Di tengah-tengah dunia yang mabuk kuasa, beliau berkata dalam sambutan pengunduran dirinya sebagai Paus. Saya kutitp, “Di tengah-tengah Anda, ada paus berikutnya. Saya berjanji untuk taat kepadanya.” Ungkapan dari seorang yang pasti sangat mulia hatinya. Beliau juga berkata, saya kutip, “Setelah berulang kali memeriksa hati nurani saya di hadapan Tuhan, saya sampai pada kepastian bahwa kekuatan saya, karena usia lanjut, tidak lagi sesuai dengan tuntutan menjadi Paus.” Di balik kata-kata itu, saya membaca yang tidak terucapkan dan tidak tertulis, beliau membiarkan orang lain yang lebih muda daripada beliau sendiri untuk memimpin Gereja ini yang mampu menanggapi berbagai macam tantangan dunia yang semakin kompleks. Dan sesudah itu, beliau memilih untuk hidup di dalam keheningan menjadi pendoa bagi Gereja dan bagi umat manusia dalam ketaatan utuh kepada Allah Sang Kasih.

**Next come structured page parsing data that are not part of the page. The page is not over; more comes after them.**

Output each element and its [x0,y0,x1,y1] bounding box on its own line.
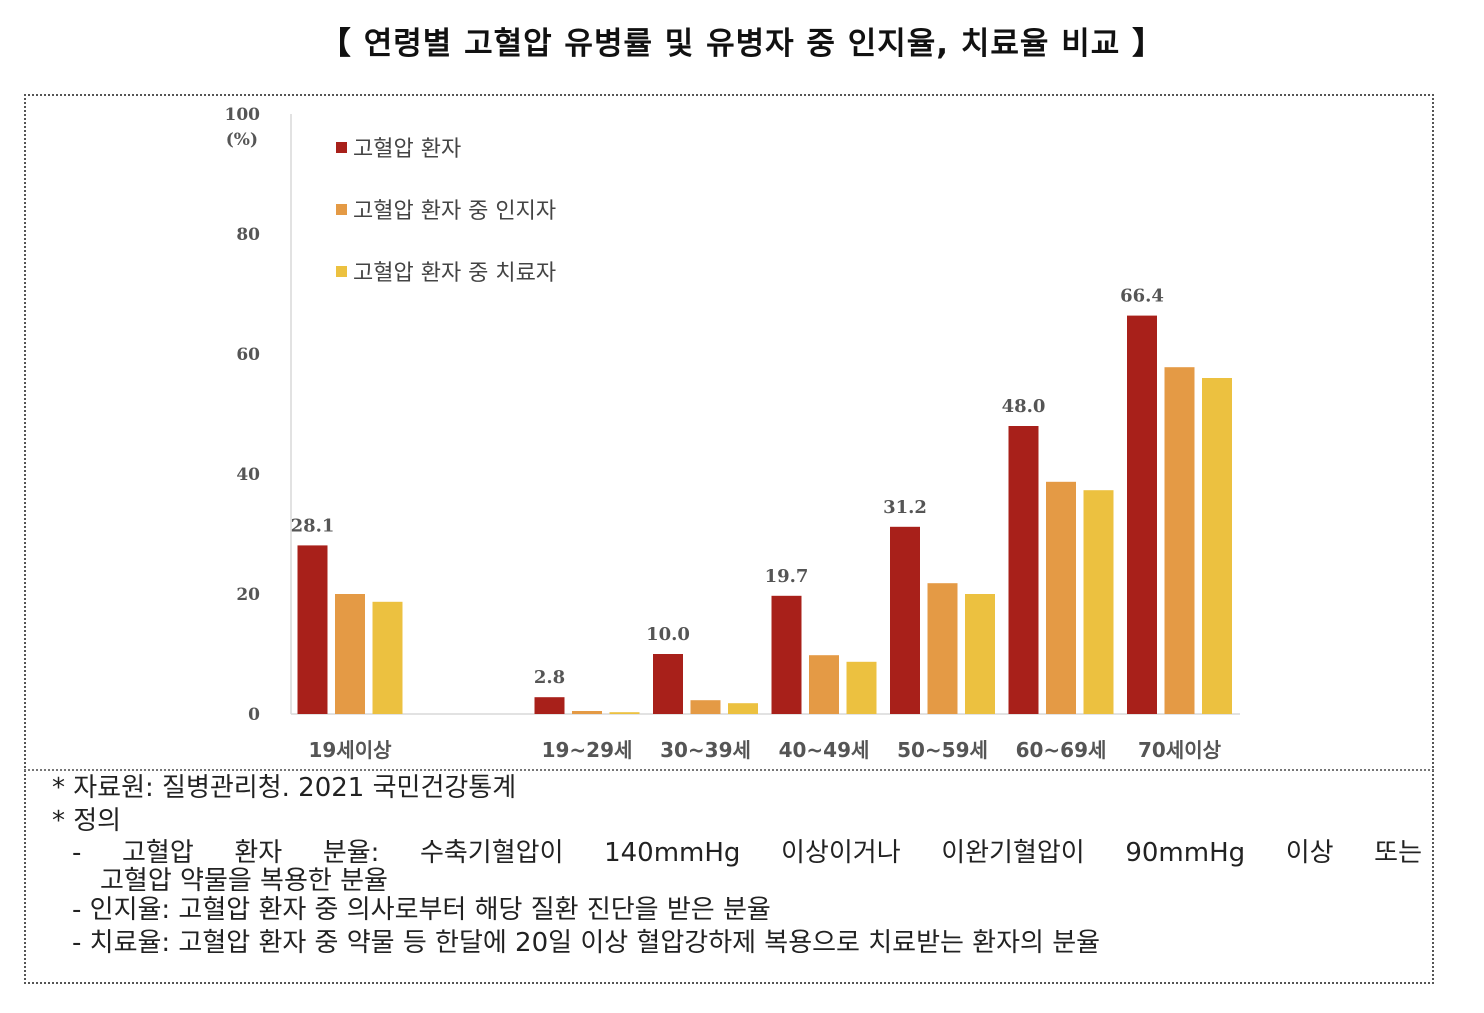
legend-item-aware: 고혈압 환자 중 인지자 [336,193,556,225]
legend-swatch [336,203,347,215]
bar-treated [846,661,877,714]
data-label: 28.1 [291,515,335,536]
x-tick-label: 70세이상 [1138,738,1222,762]
bar-patients [653,654,683,714]
legend-item-treated: 고혈압 환자 중 치료자 [336,255,556,287]
legend-swatch [336,265,347,277]
x-tick-label: 60~69세 [1016,738,1107,762]
bar-aware [690,700,721,714]
data-label: 10.0 [646,624,690,645]
data-label: 48.0 [1002,396,1046,417]
bar-patients [1008,426,1039,714]
x-tick-label: 19세이상 [308,738,392,762]
bar-aware [572,711,602,714]
y-tick-label: 40 [236,465,260,485]
y-tick-label: 0 [248,705,260,725]
bar-patients [1127,315,1157,714]
bar-treated [965,594,995,714]
page-title: 【 연령별 고혈압 유병률 및 유병자 중 인지율, 치료율 비교 】 [319,26,1165,62]
bar-chart: 0 20 40 60 80 100 (%) 28.1 19세이상 2.8 19~29세 10.0 30~… [225,105,1240,762]
bar-patients [534,697,565,714]
footnotes: * 자료원: 질병관리청. 2021 국민건강통계 * 정의 - 고혈압 환자 … [52,772,1422,960]
source-note: * 자료원: 질병관리청. 2021 국민건강통계 [52,773,517,803]
definition-prevalence-cont: 고혈압 약물을 복용한 분율 [100,866,388,896]
divider [24,769,1434,771]
definition-treatment: - 치료율: 고혈압 환자 중 약물 등 한달에 20일 이상 혈압강하제 복용… [72,928,1101,958]
legend-label: 고혈압 환자 중 치료자 [353,261,557,286]
bar-treated [728,703,758,714]
definition-awareness: - 인지율: 고혈압 환자 중 의사로부터 해당 질환 진단을 받은 분율 [72,895,771,925]
data-label: 66.4 [1120,286,1164,307]
bar-aware [809,655,839,714]
bar-aware [335,594,365,714]
y-tick-label: 60 [236,345,260,365]
data-label: 31.2 [883,497,927,518]
bar-treated [1083,490,1114,714]
bar-treated [609,712,640,714]
data-label: 2.8 [534,667,565,688]
definition-prevalence: - 고혈압 환자 분율: 수축기혈압이 140mmHg 이상이거나 이완기혈압이… [72,838,1422,868]
legend-swatch [336,141,347,153]
bar-patients [297,545,328,714]
legend-label: 고혈압 환자 [353,137,462,162]
bar-aware [927,583,958,714]
x-tick-label: 50~59세 [897,738,988,762]
bar-treated [372,601,403,714]
legend-label: 고혈압 환자 중 인지자 [353,199,557,224]
definition-header: * 정의 [52,806,122,836]
figure-frame [24,94,1434,984]
y-tick-label: 20 [236,585,260,605]
bar-aware [1164,367,1195,714]
y-tick-label: 80 [236,225,260,245]
y-tick-label: 100 [225,105,261,125]
x-tick-label: 40~49세 [779,738,870,762]
x-tick-label: 19~29세 [542,738,633,762]
legend-item-patients: 고혈압 환자 [336,131,461,163]
x-tick-label: 30~39세 [660,738,751,762]
bar-aware [1046,481,1076,714]
data-label: 19.7 [765,566,809,587]
bar-treated [1202,378,1232,714]
bar-patients [771,595,802,714]
y-axis-unit: (%) [226,130,258,150]
bar-patients [890,526,920,714]
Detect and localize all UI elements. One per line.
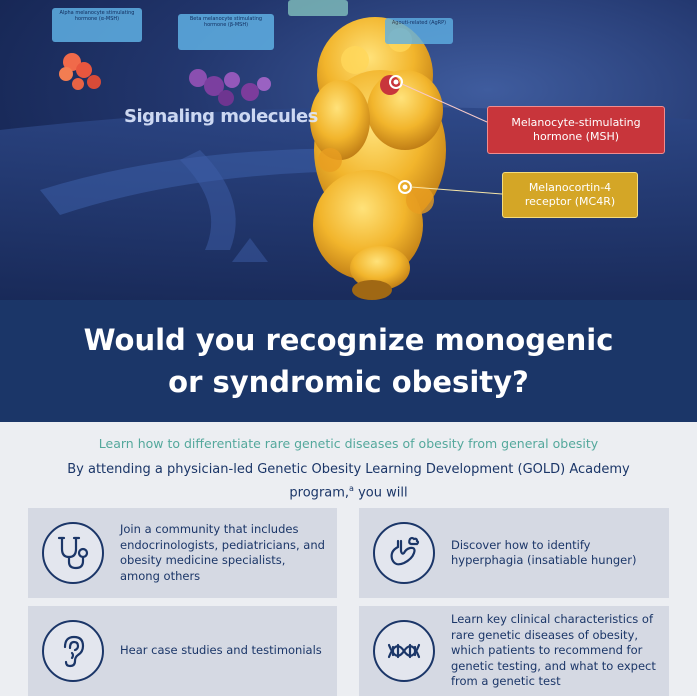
title-line-2: or syndromic obesity?: [168, 365, 529, 399]
mc4r-protein: [310, 17, 446, 300]
alpha-msh-molecule: [59, 53, 101, 90]
mc4r-callout: Melanocortin-4 receptor (MC4R): [502, 172, 638, 218]
title-line-1: Would you recognize monogenic: [83, 323, 614, 357]
beta-msh-tag: Beta melanocyte stimulating hormone (β-M…: [178, 14, 274, 50]
card-text: Join a community that includes endocrino…: [120, 522, 325, 583]
benefit-card-community: Join a community that includes endocrino…: [28, 508, 337, 598]
beta-msh-molecule: [189, 69, 271, 106]
ear-icon: [42, 620, 104, 682]
msh-callout: Melanocyte-stimulating hormone (MSH): [487, 106, 665, 154]
card-text: Discover how to identify hyperphagia (in…: [451, 537, 637, 568]
intro-main: By attending a physician-led Genetic Obe…: [67, 462, 630, 501]
title-band: Would you recognize monogenic or syndrom…: [0, 300, 697, 422]
intro-suffix: you will: [353, 485, 408, 501]
subtitle: Learn how to differentiate rare genetic …: [98, 436, 599, 451]
card-text: Learn key clinical characteristics of ra…: [451, 612, 656, 689]
agrp-tag: Agouti-related (AgRP): [385, 18, 453, 44]
dna-icon: [373, 620, 435, 682]
page-title: Would you recognize monogenic or syndrom…: [84, 319, 614, 403]
teal-tag: [288, 0, 348, 16]
benefit-card-hyperphagia: Discover how to identify hyperphagia (in…: [359, 508, 669, 598]
hero-illustration: [0, 17, 697, 300]
signaling-molecules-label: Signaling molecules: [124, 106, 318, 127]
alpha-msh-tag: Alpha melanocyte stimulating hormone (α-…: [52, 8, 142, 42]
hero-image: Alpha melanocyte stimulating hormone (α-…: [0, 0, 697, 300]
benefit-card-case-studies: Hear case studies and testimonials: [28, 606, 337, 696]
card-text: Hear case studies and testimonials: [120, 643, 322, 658]
stethoscope-icon: [42, 522, 104, 584]
footnote-marker: a: [349, 484, 354, 493]
benefit-card-clinical: Learn key clinical characteristics of ra…: [359, 606, 669, 696]
intro-text: By attending a physician-led Genetic Obe…: [60, 460, 637, 502]
stomach-icon: [373, 522, 435, 584]
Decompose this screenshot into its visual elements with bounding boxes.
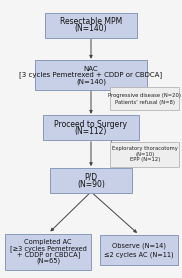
Text: [≥3 cycles Pemetrexed: [≥3 cycles Pemetrexed — [10, 245, 87, 252]
Text: (N=140): (N=140) — [76, 78, 106, 85]
FancyBboxPatch shape — [50, 168, 132, 193]
Text: (N=112): (N=112) — [75, 127, 107, 136]
Text: (N=140): (N=140) — [75, 24, 107, 33]
Text: Progressive disease (N=20): Progressive disease (N=20) — [108, 93, 181, 98]
Text: [3 cycles Pemetrexed + CDDP or CBDCA]: [3 cycles Pemetrexed + CDDP or CBDCA] — [19, 72, 163, 78]
FancyBboxPatch shape — [35, 61, 147, 90]
Text: (N=65): (N=65) — [36, 258, 60, 264]
Text: (N=90): (N=90) — [77, 180, 105, 189]
FancyBboxPatch shape — [110, 142, 179, 167]
FancyBboxPatch shape — [100, 235, 178, 265]
Text: P/D: P/D — [84, 172, 98, 182]
FancyBboxPatch shape — [45, 13, 137, 38]
Text: Patients' refusal (N=8): Patients' refusal (N=8) — [115, 100, 175, 105]
Text: Exploratory thoracotomy: Exploratory thoracotomy — [112, 146, 178, 151]
FancyBboxPatch shape — [5, 234, 91, 270]
Text: (N=10): (N=10) — [135, 152, 154, 157]
Text: Proceed to Surgery: Proceed to Surgery — [54, 120, 128, 129]
Text: Observe (N=14): Observe (N=14) — [112, 242, 166, 249]
Text: EPP (N=12): EPP (N=12) — [130, 157, 160, 162]
FancyBboxPatch shape — [110, 87, 179, 110]
Text: NAC: NAC — [84, 66, 98, 72]
FancyBboxPatch shape — [43, 115, 139, 140]
Text: ≤2 cycles AC (N=11): ≤2 cycles AC (N=11) — [104, 252, 174, 258]
Text: Completed AC: Completed AC — [24, 239, 72, 245]
Text: Resectable MPM: Resectable MPM — [60, 17, 122, 26]
Text: + CDDP or CBDCA]: + CDDP or CBDCA] — [17, 251, 80, 258]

Dan sekarang kita yakin beliau menjadi pendoa bagi kita semua, bagi Gereja yang sedang berziarah dan bagi umat manusia yang hidup di dalam arus zaman sekarang ini. Dengan keyakinan bahwa Paus Benediktus menjadi pendoa bagi kita, marilah kita lanjutkan peziarahan iman kita sebagai murid-murid Yesus. Semakin tekun dan semakin setia mengikuti Yesus. Tuhan memberkati!